Dimanche, 19 décembre 1842.


On voit bien que vous avez eu des professeurs d’allemand et de grec ; mais il est permis de douter que vous en ayez eu de logique. En effet, vit-on jamais raisonner de la sorte ! par exemple, lorsque vous me dites que vous ne voulez pas me voir, parce que, quand vous me voyez, vous craignez de ne plus me revoir, etc. À ces causes, je tiens votre lettre pour non avenue. La seule chose qui m’ait paru claire, c’est que vous avez un mouchoir à me donner. Envoyez-le-moi ou dites-moi de le recevoir de votre main, ce qui me conviendrait beaucoup mieux. Je hais les surprises qu’on m’annonce, parce que je me les représente beaucoup plus belles qu’elles ne sont en effet. Croyez-moi, revoyons le Musée ensemble ; si je vous ennuie, tout sera dit, je ne vous y reprendrai plus ; sinon, qui empêche que nous nous voyions de temps en temps ? À moins que vous ne me donniez quelque raison intelligible, je persisterai à croire ce qui vous irrite tant. — Je vous aurais répondu tout de suite, mais j’avais perdu votre lettre et je voulais la relire. J’ai bouleversé ma table, je l’ai rangée, ce qui n’est pas une petite affaire ; enfin, après avoir brûlé quelques rames de vieux papiers destinés à ramasser la poussière sur mon bureau, j’ai cru que votre lettre s’était anéantie par quelque sortilège. Je l’ai retrouvée tout à l’heure dans mon Xénophon, où elle était entrée, je ne sais comment ; je l’ai relue avec admiration. Il faut assurément que vous n’ayez guère de cette vénération dont vous me parlez quelquefois, pour me dire tant de sinrazones ; mais je vous les pardonnerai si nous nous voyons bientôt ; car, lorsque vous parlez, vous êtes bien plus aimable que lorsque vous écrivez.
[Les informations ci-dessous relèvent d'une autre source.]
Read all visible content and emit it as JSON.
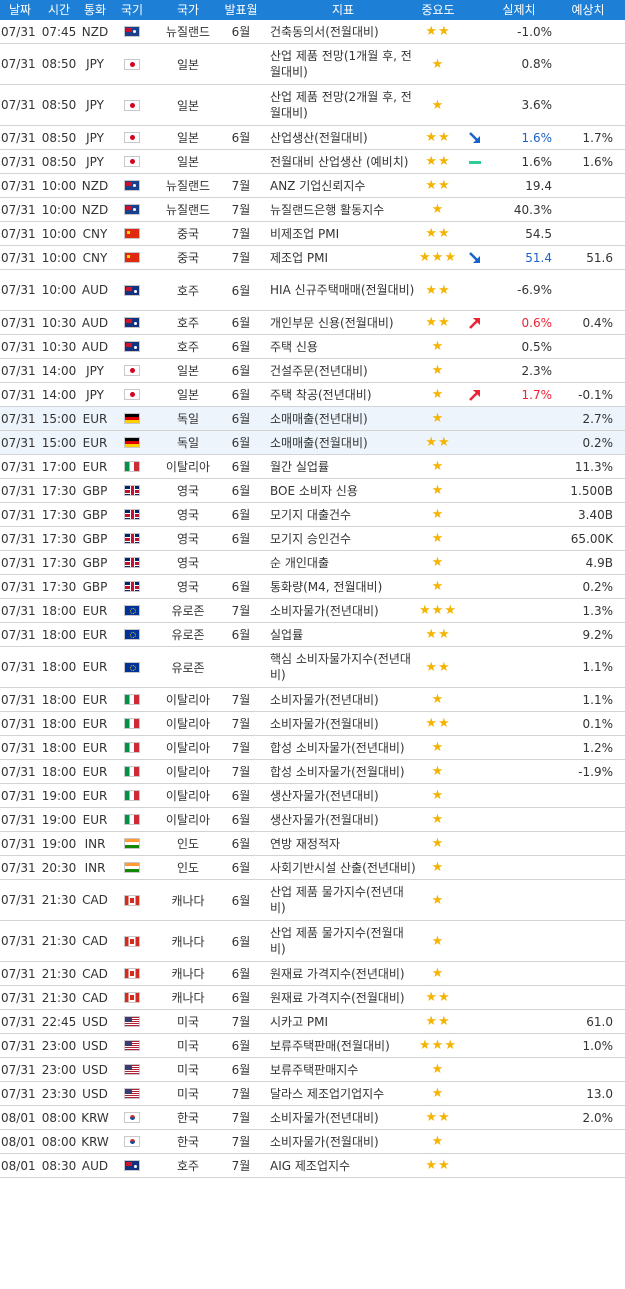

Je suis très-souffrant, je tousse à fendre les rochers, et cependant je vais lundi soir entendre mademoiselle Rachel dire des tirades de Phèdre devant cinq ou six grands hommes. Elle croira que ma toux est une cabale contre elle. Écrivez-moi bientôt. Je m’ennuie horriblement, et vous feriez une œuvre de charité en me disant quelque chose d’aimable, comme vous faites quelquefois.